Member of the Legislative Council of Western Australia
- In office 7 February 2000 – 11 August 2008
- Constituency: North Metropolitan Region

Personal details
- Born: 21 February 1959 (age 67) Camberwell, Victoria, Australia
- Party: Labor Party
- Spouse: Mandy
- Education: BA MA
- Profession: Industrial Officer CFMEU

= Graham Giffard =

Australian politician

Graham Thomas Giffard (born 21 February 1959) is an Australian politician. He was a Labor member of the Western Australian Legislative Council from 2000 to 2008, representing the North Metropolitan Region.

Born in Camberwell, Victoria, Giffard moved to Western Australia in 1981 and joined the Labor Party in 1986. For two years he worked for the member for Fremantle, John Dawkins and then another two years for secretary of the Cabinet, Bill Thomas.

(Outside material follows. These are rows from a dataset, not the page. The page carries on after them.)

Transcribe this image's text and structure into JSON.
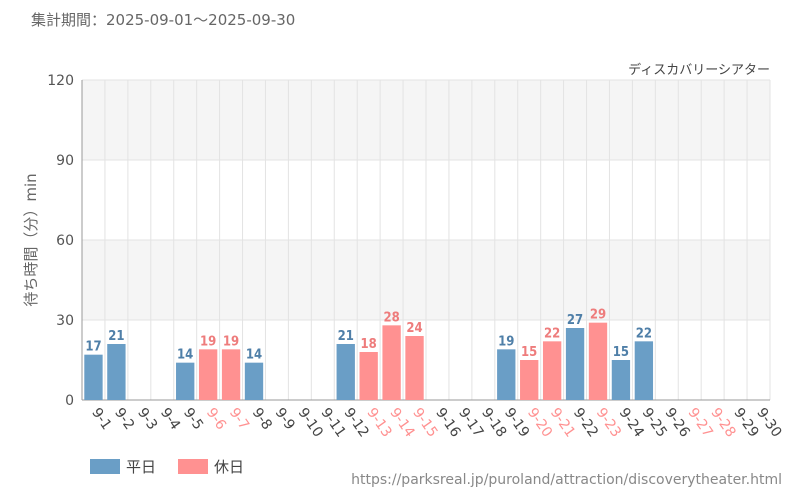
{
  "header": {
    "period_label": "集計期間：2025-09-01～2025-09-30"
  },
  "footer": {
    "url": "https://parksreal.jp/puroland/attraction/discoverytheater.html"
  },
  "colors": {
    "weekday": "#6a9ec6",
    "holiday": "#ff9191",
    "weekday_label": "#4f7fa8",
    "holiday_label": "#ee7c7c"
  },
  "chart_data": {
    "type": "bar",
    "title": "ディスカバリーシアター",
    "ylabel": "待ち時間（分）min",
    "xlabel": "",
    "ylim": [
      0,
      120
    ],
    "yticks": [
      0,
      30,
      60,
      90,
      120
    ],
    "grid": true,
    "legend_position": "bottom-left",
    "categories": [
      "9-1",
      "9-2",
      "9-3",
      "9-4",
      "9-5",
      "9-6",
      "9-7",
      "9-8",
      "9-9",
      "9-10",
      "9-11",
      "9-12",
      "9-13",
      "9-14",
      "9-15",
      "9-16",
      "9-17",
      "9-18",
      "9-19",
      "9-20",
      "9-21",
      "9-22",
      "9-23",
      "9-24",
      "9-25",
      "9-26",
      "9-27",
      "9-28",
      "9-29",
      "9-30"
    ],
    "values": [
      17,
      21,
      null,
      null,
      14,
      19,
      19,
      14,
      null,
      null,
      null,
      21,
      18,
      28,
      24,
      null,
      null,
      null,
      19,
      15,
      22,
      27,
      29,
      15,
      22,
      null,
      null,
      null,
      null,
      null
    ],
    "day_types": [
      "weekday",
      "weekday",
      "weekday",
      "weekday",
      "weekday",
      "holiday",
      "holiday",
      "weekday",
      "weekday",
      "weekday",
      "weekday",
      "weekday",
      "holiday",
      "holiday",
      "holiday",
      "weekday",
      "weekday",
      "weekday",
      "weekday",
      "holiday",
      "holiday",
      "weekday",
      "holiday",
      "weekday",
      "weekday",
      "weekday",
      "holiday",
      "holiday",
      "weekday",
      "weekday"
    ],
    "series": [
      {
        "name": "平日",
        "key": "weekday"
      },
      {
        "name": "休日",
        "key": "holiday"
      }
    ]
  }
}
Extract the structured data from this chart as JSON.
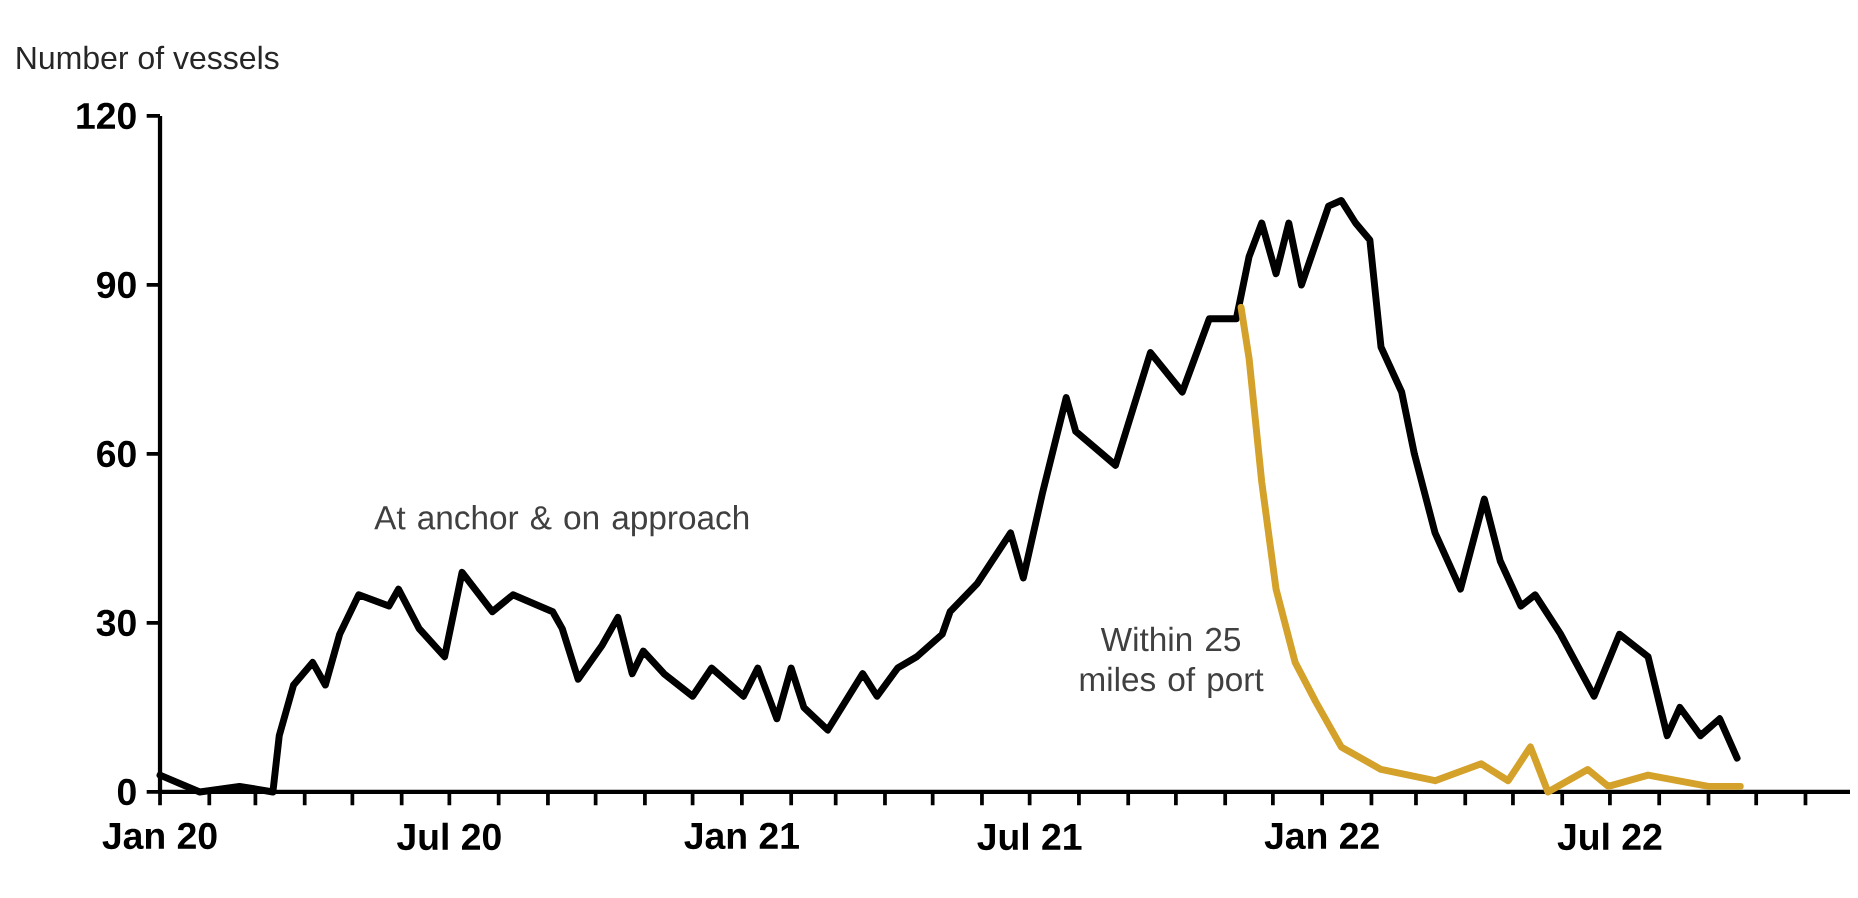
{
  "chart_data": {
    "type": "line",
    "ylabel": "Number of vessels",
    "xlim": [
      "2020-01-01",
      "2022-11-29"
    ],
    "xticks": [
      {
        "value": "2020-01",
        "label": "Jan 20"
      },
      {
        "value": "2020-02",
        "label": null
      },
      {
        "value": "2020-03",
        "label": null
      },
      {
        "value": "2020-04",
        "label": null
      },
      {
        "value": "2020-05",
        "label": null
      },
      {
        "value": "2020-06",
        "label": null
      },
      {
        "value": "2020-07",
        "label": "Jul 20"
      },
      {
        "value": "2020-08",
        "label": null
      },
      {
        "value": "2020-09",
        "label": null
      },
      {
        "value": "2020-10",
        "label": null
      },
      {
        "value": "2020-11",
        "label": null
      },
      {
        "value": "2020-12",
        "label": null
      },
      {
        "value": "2021-01",
        "label": "Jan 21"
      },
      {
        "value": "2021-02",
        "label": null
      },
      {
        "value": "2021-03",
        "label": null
      },
      {
        "value": "2021-04",
        "label": null
      },
      {
        "value": "2021-05",
        "label": null
      },
      {
        "value": "2021-06",
        "label": null
      },
      {
        "value": "2021-07",
        "label": "Jul 21"
      },
      {
        "value": "2021-08",
        "label": null
      },
      {
        "value": "2021-09",
        "label": null
      },
      {
        "value": "2021-10",
        "label": null
      },
      {
        "value": "2021-11",
        "label": null
      },
      {
        "value": "2021-12",
        "label": null
      },
      {
        "value": "2022-01",
        "label": "Jan 22"
      },
      {
        "value": "2022-02",
        "label": null
      },
      {
        "value": "2022-03",
        "label": null
      },
      {
        "value": "2022-04",
        "label": null
      },
      {
        "value": "2022-05",
        "label": null
      },
      {
        "value": "2022-06",
        "label": null
      },
      {
        "value": "2022-07",
        "label": "Jul 22"
      },
      {
        "value": "2022-08",
        "label": null
      },
      {
        "value": "2022-09",
        "label": null
      },
      {
        "value": "2022-10",
        "label": null
      },
      {
        "value": "2022-11",
        "label": null
      }
    ],
    "ylim": [
      0,
      120
    ],
    "yticks": [
      0,
      30,
      60,
      90,
      120
    ],
    "series": [
      {
        "name": "At anchor & on approach",
        "color": "#000000",
        "x": [
          "2020-01-01",
          "2020-01-26",
          "2020-02-20",
          "2020-03-12",
          "2020-03-16",
          "2020-03-25",
          "2020-04-06",
          "2020-04-14",
          "2020-04-23",
          "2020-05-05",
          "2020-05-24",
          "2020-05-30",
          "2020-06-12",
          "2020-06-28",
          "2020-07-09",
          "2020-07-28",
          "2020-08-10",
          "2020-09-04",
          "2020-09-10",
          "2020-09-20",
          "2020-10-05",
          "2020-10-15",
          "2020-10-24",
          "2020-10-31",
          "2020-11-13",
          "2020-12-01",
          "2020-12-13",
          "2021-01-02",
          "2021-01-11",
          "2021-01-23",
          "2021-02-01",
          "2021-02-09",
          "2021-02-24",
          "2021-03-18",
          "2021-03-27",
          "2021-04-09",
          "2021-04-21",
          "2021-05-07",
          "2021-05-12",
          "2021-05-29",
          "2021-06-19",
          "2021-06-27",
          "2021-07-09",
          "2021-07-24",
          "2021-07-30",
          "2021-08-24",
          "2021-09-15",
          "2021-10-05",
          "2021-10-22",
          "2021-11-08",
          "2021-11-16",
          "2021-11-24",
          "2021-12-03",
          "2021-12-11",
          "2021-12-19",
          "2022-01-05",
          "2022-01-13",
          "2022-01-22",
          "2022-01-31",
          "2022-02-07",
          "2022-02-20",
          "2022-02-28",
          "2022-03-13",
          "2022-03-29",
          "2022-04-13",
          "2022-04-23",
          "2022-05-06",
          "2022-05-15",
          "2022-05-31",
          "2022-06-21",
          "2022-07-07",
          "2022-07-25",
          "2022-08-06",
          "2022-08-14",
          "2022-08-27",
          "2022-09-08",
          "2022-09-19"
        ],
        "values": [
          3,
          0,
          1,
          0,
          10,
          19,
          23,
          19,
          28,
          35,
          33,
          36,
          29,
          24,
          39,
          32,
          35,
          32,
          29,
          20,
          26,
          31,
          21,
          25,
          21,
          17,
          22,
          17,
          22,
          13,
          22,
          15,
          11,
          21,
          17,
          22,
          24,
          28,
          32,
          37,
          46,
          38,
          53,
          70,
          64,
          58,
          78,
          71,
          84,
          84,
          95,
          101,
          92,
          101,
          90,
          104,
          105,
          101,
          98,
          79,
          71,
          60,
          46,
          36,
          52,
          41,
          33,
          35,
          28,
          17,
          28,
          24,
          10,
          15,
          10,
          13,
          6
        ]
      },
      {
        "name": "Within 25 miles of port",
        "color": "#d4a12a",
        "x": [
          "2021-11-11",
          "2021-11-16",
          "2021-11-24",
          "2021-12-03",
          "2021-12-15",
          "2021-12-28",
          "2022-01-13",
          "2022-02-07",
          "2022-03-13",
          "2022-04-11",
          "2022-04-28",
          "2022-05-12",
          "2022-05-23",
          "2022-06-17",
          "2022-06-30",
          "2022-07-25",
          "2022-09-01",
          "2022-09-21"
        ],
        "values": [
          86,
          77,
          55,
          36,
          23,
          16,
          8,
          4,
          2,
          5,
          2,
          8,
          0,
          4,
          1,
          3,
          1,
          1
        ]
      }
    ]
  }
}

For the following eight years Giffard worked for the Builders Labourers Federation.

He was first elected to Parliament in February 2000 on a countback for the South Metropolitan Region after the resignation of John Halden, and subsequently re-elected to the North Metropolitan Region in the 2001 and 2005 state elections he is a member of the Labor Party.

Giffard resigned his seat on 11 August 2008 to stand as the Labor Party candidate for the Legislative Assembly district of Swan Hills at the 2008 state election. He was defeated by Liberal Party candidate Frank Alban.